The story was anything but. I clicked over, thinking I'd be reading about engineers, computer programmers, a team building Rube Goldberg machines-- What I got was a puff piece about women admitting to playing D&D or WoW.
Um, "Hooray?" Also, "This is new?" --I'm no fan of such games but I got that way the same way some B_____-R______ employees dislike ice cream: I wasted much of my time in college at a crummy terminal, playing "Star Trek" or the various online offerings of the PLATO system instead of in class.
That was in the Dark Ages, before there was 3-D television or even Amazon, and while geeky wimmin were a distinct minority, we did exist.
Back then, real geeks did real things in the real world; an awful lot of 'em were gamers too, but for many, the real game was hacking code or designing and building wild and far-out things (and./or model railroad layouts). I guess that kind of thing is simply not on the mental map of TV newsies; they never ran with the geeks and all they remember is the eruption of multi-sided dice when the jocks knocked over their table in the high school cafeteria.
Update
3 days ago
5 comments:
I think this is spot-on, Bobbi. Personally I'm not a gamer at all, but I've been working with computers and hacking physical infrastructure for years :)
Real geeks still do real things in the real world. Limor Fried for example. MIT EE grad, founder, owner, and chief design engineer for Adafruit Industries (the nearest thing to Heathkit you're going to find in today's world), she's active in the maker movement and in encouraging youngsters of all sexes to take up science and engineering.
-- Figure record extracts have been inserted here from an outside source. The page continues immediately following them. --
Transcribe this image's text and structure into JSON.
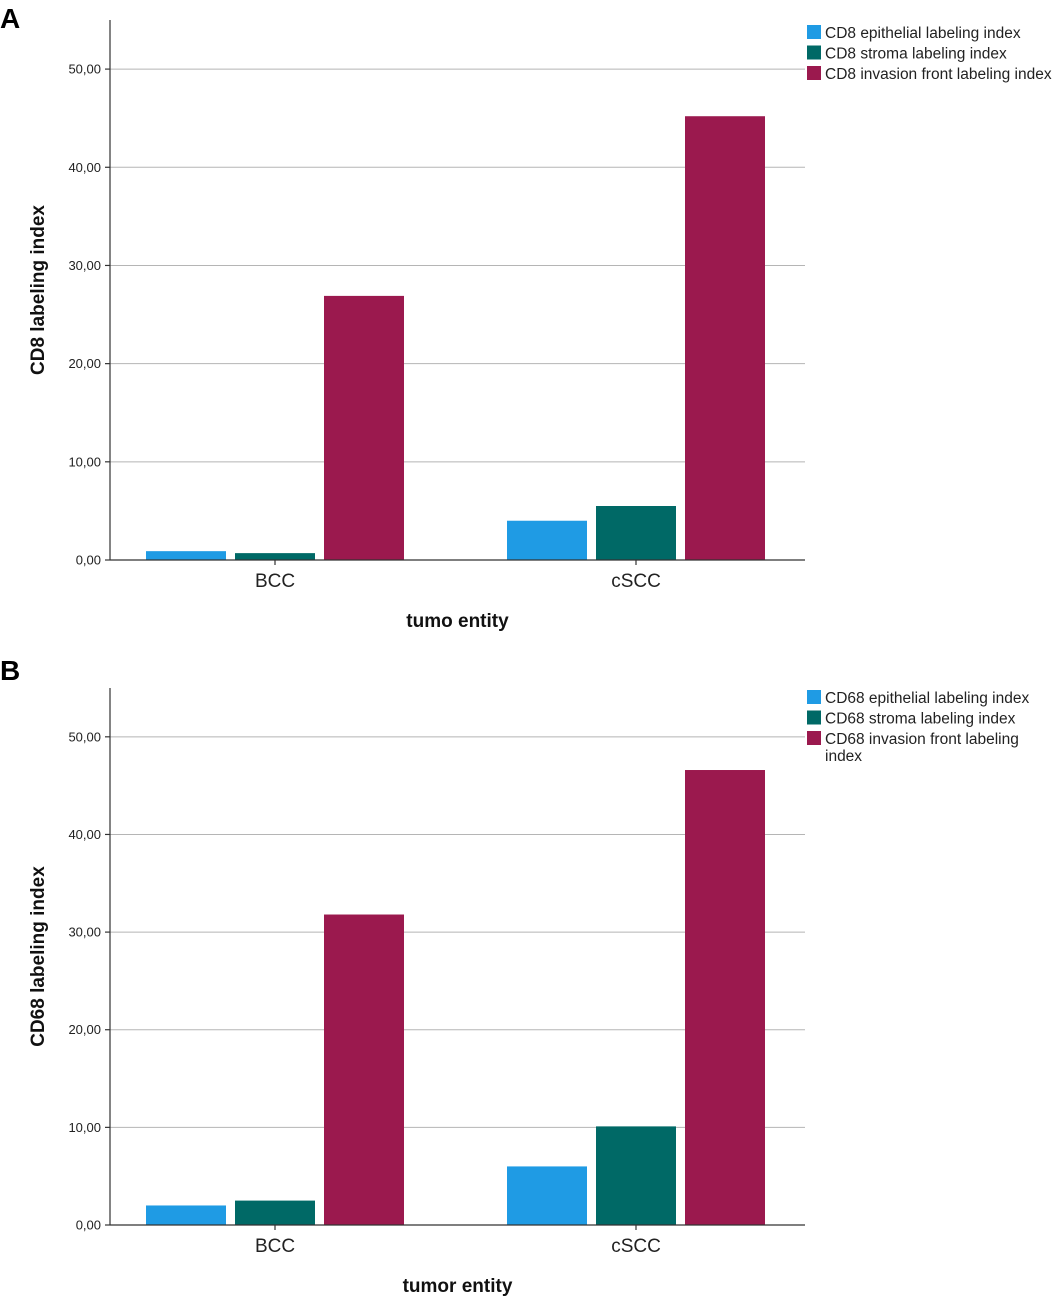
{
  "colors": {
    "epithelial": "#1f9be4",
    "stroma": "#006966",
    "invasion": "#9b194e"
  },
  "chart_data": [
    {
      "panel": "A",
      "type": "bar",
      "title": "",
      "categories": [
        "BCC",
        "cSCC"
      ],
      "series": [
        {
          "name": "CD8 epithelial labeling index",
          "key": "epithelial",
          "values": [
            0.9,
            4.0
          ]
        },
        {
          "name": "CD8 stroma labeling index",
          "key": "stroma",
          "values": [
            0.7,
            5.5
          ]
        },
        {
          "name": "CD8 invasion front labeling index",
          "key": "invasion",
          "values": [
            26.9,
            45.2
          ]
        }
      ],
      "legend_lines": [
        [
          "CD8 epithelial labeling index"
        ],
        [
          "CD8 stroma labeling index"
        ],
        [
          "CD8 invasion front labeling index"
        ]
      ],
      "xlabel": "tumo entity",
      "ylabel": "CD8 labeling index",
      "ylim": [
        0,
        55
      ],
      "yticks": [
        0,
        10,
        20,
        30,
        40,
        50
      ],
      "ytick_labels": [
        "0,00",
        "10,00",
        "20,00",
        "30,00",
        "40,00",
        "50,00"
      ],
      "grid": true,
      "legend_position": "top-right"
    },
    {
      "panel": "B",
      "type": "bar",
      "title": "",
      "categories": [
        "BCC",
        "cSCC"
      ],
      "series": [
        {
          "name": "CD68 epithelial labeling index",
          "key": "epithelial",
          "values": [
            2.0,
            6.0
          ]
        },
        {
          "name": "CD68 stroma labeling index",
          "key": "stroma",
          "values": [
            2.5,
            10.1
          ]
        },
        {
          "name": "CD68 invasion front labeling index",
          "key": "invasion",
          "values": [
            31.8,
            46.6
          ]
        }
      ],
      "legend_lines": [
        [
          "CD68 epithelial labeling index"
        ],
        [
          "CD68 stroma labeling index"
        ],
        [
          "CD68 invasion front labeling",
          "index"
        ]
      ],
      "xlabel": "tumor entity",
      "ylabel": "CD68 labeling index",
      "ylim": [
        0,
        55
      ],
      "yticks": [
        0,
        10,
        20,
        30,
        40,
        50
      ],
      "ytick_labels": [
        "0,00",
        "10,00",
        "20,00",
        "30,00",
        "40,00",
        "50,00"
      ],
      "grid": true,
      "legend_position": "top-right"
    }
  ]
}
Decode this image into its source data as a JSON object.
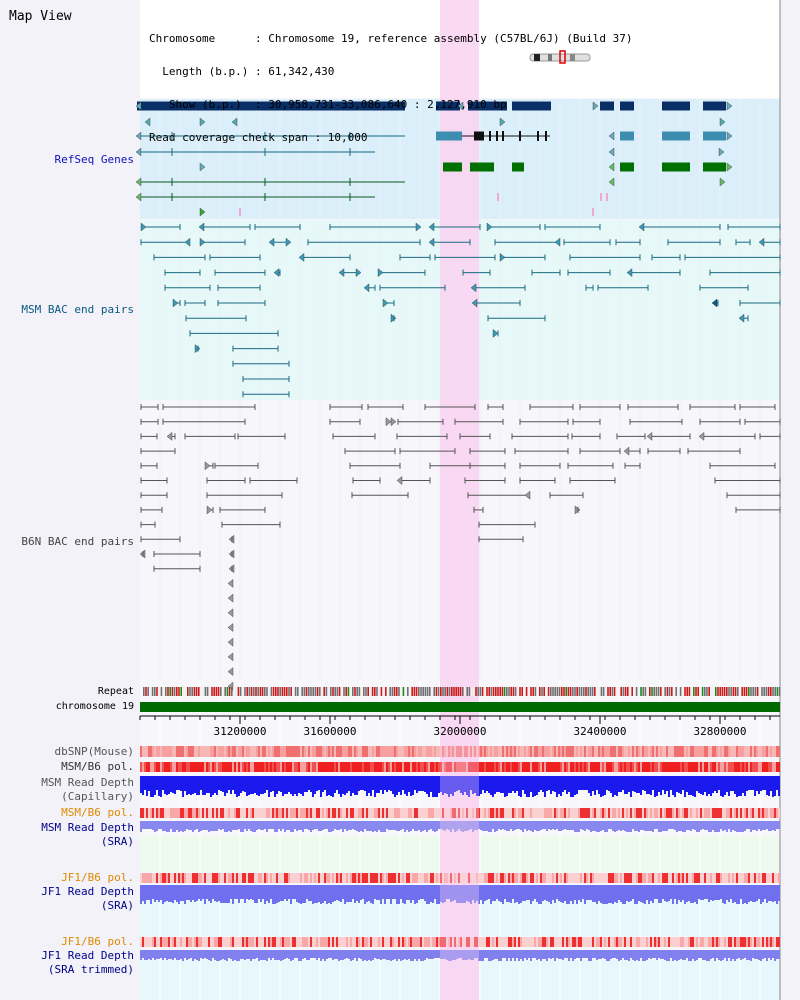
{
  "header": {
    "title": "Map View",
    "info_lines": [
      "Chromosome      : Chromosome 19, reference assembly (C57BL/6J) (Build 37)",
      "  Length (b.p.) : 61,342,430",
      "   Show (b.p.)  : 30,958,731-33,086,640 : 2,127,910 bp",
      "Read coverage check span : 10,000"
    ]
  },
  "tracks": {
    "refseq": "RefSeq Genes",
    "msm_bac": "MSM BAC end pairs",
    "b6n_bac": "B6N BAC end pairs",
    "repeat": "Repeat",
    "chromosome": "chromosome 19",
    "dbsnp": "dbSNP(Mouse)",
    "msm_b6_pol_1": "MSM/B6 pol.",
    "msm_depth_cap_1": "MSM Read Depth",
    "msm_depth_cap_2": "(Capillary)",
    "msm_b6_pol_2": "MSM/B6 pol.",
    "msm_depth_sra_1": "MSM Read Depth",
    "msm_depth_sra_2": "(SRA)",
    "jf1_b6_pol_1": "JF1/B6 pol.",
    "jf1_depth_sra_1": "JF1 Read Depth",
    "jf1_depth_sra_2": "(SRA)",
    "jf1_b6_pol_2": "JF1/B6 pol.",
    "jf1_depth_trim_1": "JF1 Read Depth",
    "jf1_depth_trim_2": "(SRA trimmed)"
  },
  "axis": {
    "ticks": [
      "31200000",
      "31600000",
      "32000000",
      "32400000",
      "32800000"
    ]
  },
  "colors": {
    "refseq_bg": "#dbeffa",
    "msm_bac_bg": "#e6f8f8",
    "highlight": "#f9d5f2",
    "refseq_dark": "#0a2f66",
    "refseq_mid": "#3d8db0",
    "refseq_green": "#007000",
    "msm_line": "#1a6a80",
    "b6n_line": "#555555",
    "chrom_bar": "#006a00",
    "depth_blue": "#1a1aee",
    "depth_light": "#8888ee",
    "msm_label": "#0a5a80",
    "pol_label": "#e08a00",
    "depth_label": "#00008b"
  }
}
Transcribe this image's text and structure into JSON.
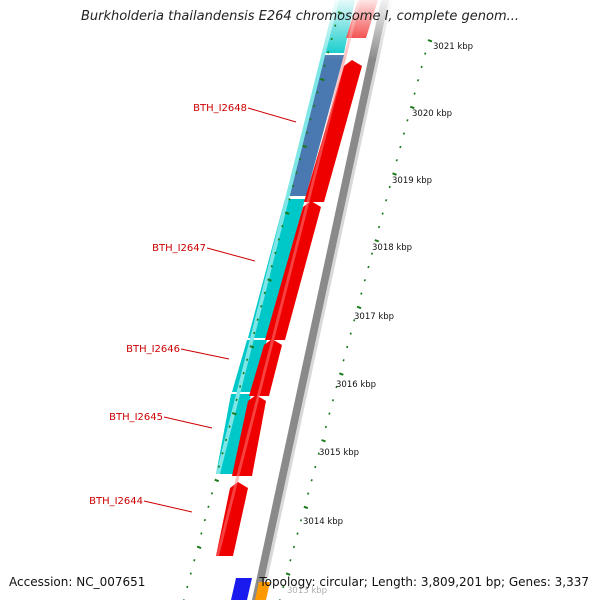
{
  "title": "Burkholderia thailandensis E264 chromosome I, complete genom...",
  "footer": {
    "accession": "Accession: NC_007651",
    "topology": "Topology: circular; Length: 3,809,201 bp; Genes: 3,337"
  },
  "colors": {
    "forward_strand": "#00c8c8",
    "forward_highlight": "#4a78b0",
    "reverse_strand": "#ee0000",
    "backbone": "#888888",
    "ticks": "#1a7a1a",
    "labels": "#cc0000"
  },
  "genes": [
    {
      "name": "BTH_I2648"
    },
    {
      "name": "BTH_I2647"
    },
    {
      "name": "BTH_I2646"
    },
    {
      "name": "BTH_I2645"
    },
    {
      "name": "BTH_I2644"
    }
  ],
  "ticks": [
    {
      "label": "3021 kbp"
    },
    {
      "label": "3020 kbp"
    },
    {
      "label": "3019 kbp"
    },
    {
      "label": "3018 kbp"
    },
    {
      "label": "3017 kbp"
    },
    {
      "label": "3016 kbp"
    },
    {
      "label": "3015 kbp"
    },
    {
      "label": "3014 kbp"
    },
    {
      "label": "3013 kbp"
    }
  ]
}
Don't worry, Bobbi, I count you right there with Sam in the "Day by Day" strip...electronics, auto mechanic, etc....
Related somewhat - Not sure if you saw this or not, I thought it's kinda cool they finally got some recognition http://www.denverpost.com/breakingnews/ci_24091709/ghostbusters-like-crew-amateur-radio-operators-help-emergencies
I wasted much of my time in college at a crummy terminal, playing "Star Trek" or the various online offerings of the PLATO system instead of in class.
Zork on Kansas State's mainframe. Whee!